German chancellor Angela Merkel. Image courtesy of Christliches Medienmagazin pro/Flickr.

Germany’s notoriously strict fracking rules may get even tighter after chancellor Angela Merkel’s cabinet approved a draft law Wednesday that will effectively ban most forms of shale gas drilling.

The law would institute a near total ban on shale gas fracking but would allow for some test drilling under strict rules, Reuters said.

The German parliament must still approve the law.

Fracking wells that are shallower than about 9,842 feet would be banned along with drilling near areas that hold drinking water including reservoirs and dams.

All types of fracking would also be barred in national parks and nature reserves.

Some commercial drilling may be allowed starting in 2019 but only after a special committee has approved a specific project following successful test drilling.

Fracking for deep-lying tight gas will still be allowed but under stricter rules and with additional environmental audits.

The new law has been criticized as a step backwards for German energy independence.

The Federation of German Industries (BDI), an industry group, told Deutsche Welle that the ban places too many hurdles in front of explorers and producers.

“It’s a positive signal that extraction of shale gas in Germany is not completely out of the question.
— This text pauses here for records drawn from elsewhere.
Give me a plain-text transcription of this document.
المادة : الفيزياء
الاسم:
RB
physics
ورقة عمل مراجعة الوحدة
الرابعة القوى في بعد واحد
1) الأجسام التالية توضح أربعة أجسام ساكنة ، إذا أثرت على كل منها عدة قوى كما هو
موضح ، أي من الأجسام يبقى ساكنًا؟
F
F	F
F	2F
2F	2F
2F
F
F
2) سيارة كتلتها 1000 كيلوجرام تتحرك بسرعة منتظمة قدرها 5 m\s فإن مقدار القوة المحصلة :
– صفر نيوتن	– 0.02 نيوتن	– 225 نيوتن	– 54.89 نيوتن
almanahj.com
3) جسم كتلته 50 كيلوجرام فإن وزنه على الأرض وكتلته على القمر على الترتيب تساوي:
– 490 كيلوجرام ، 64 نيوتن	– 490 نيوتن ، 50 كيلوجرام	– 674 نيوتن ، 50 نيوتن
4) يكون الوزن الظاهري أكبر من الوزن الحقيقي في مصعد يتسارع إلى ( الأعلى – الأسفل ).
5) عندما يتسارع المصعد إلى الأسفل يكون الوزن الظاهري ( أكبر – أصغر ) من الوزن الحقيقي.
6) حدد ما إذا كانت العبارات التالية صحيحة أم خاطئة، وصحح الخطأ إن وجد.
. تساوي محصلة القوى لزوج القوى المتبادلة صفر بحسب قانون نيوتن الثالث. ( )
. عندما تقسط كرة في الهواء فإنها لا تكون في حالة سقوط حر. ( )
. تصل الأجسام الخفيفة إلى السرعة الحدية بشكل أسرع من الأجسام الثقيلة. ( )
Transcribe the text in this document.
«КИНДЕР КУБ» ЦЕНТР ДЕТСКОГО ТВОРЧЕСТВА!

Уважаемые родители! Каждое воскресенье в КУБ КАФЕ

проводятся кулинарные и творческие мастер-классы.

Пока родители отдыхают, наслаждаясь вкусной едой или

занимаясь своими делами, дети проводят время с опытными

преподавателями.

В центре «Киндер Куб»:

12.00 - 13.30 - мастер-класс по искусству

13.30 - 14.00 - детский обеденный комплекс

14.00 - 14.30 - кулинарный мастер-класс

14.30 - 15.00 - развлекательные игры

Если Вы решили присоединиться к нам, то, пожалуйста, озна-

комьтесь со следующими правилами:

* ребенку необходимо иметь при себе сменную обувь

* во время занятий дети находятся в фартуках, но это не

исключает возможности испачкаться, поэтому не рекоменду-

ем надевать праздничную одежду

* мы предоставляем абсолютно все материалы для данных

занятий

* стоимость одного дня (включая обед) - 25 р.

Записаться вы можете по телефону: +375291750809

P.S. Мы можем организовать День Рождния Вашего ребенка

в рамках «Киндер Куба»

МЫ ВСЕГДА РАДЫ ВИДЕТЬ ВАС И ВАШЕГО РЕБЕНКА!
However, the requirements for extracting the gas are completely exaggerated,” BDI general manager Markus Kerber said.

German producers currently only provide about 12 percent of the country’s energy needs.

The German government’s increasing resistance to fracking has already pushed some upstreams out of the country’s plays.

In November UK-based independent Rose Petroleum said it would exit two of its German unconventional gas plays less than a year after winning the licenses citing a lack of political support for shale gas exploration.

Germany has an estimated shale gas reserve of between 0.7 trillion and 2.3 trillion cubic meters.

The country’s federal environmental agency has called fracking a “risky technology” and recommended last year that it be banned under the country’s clean water regulations.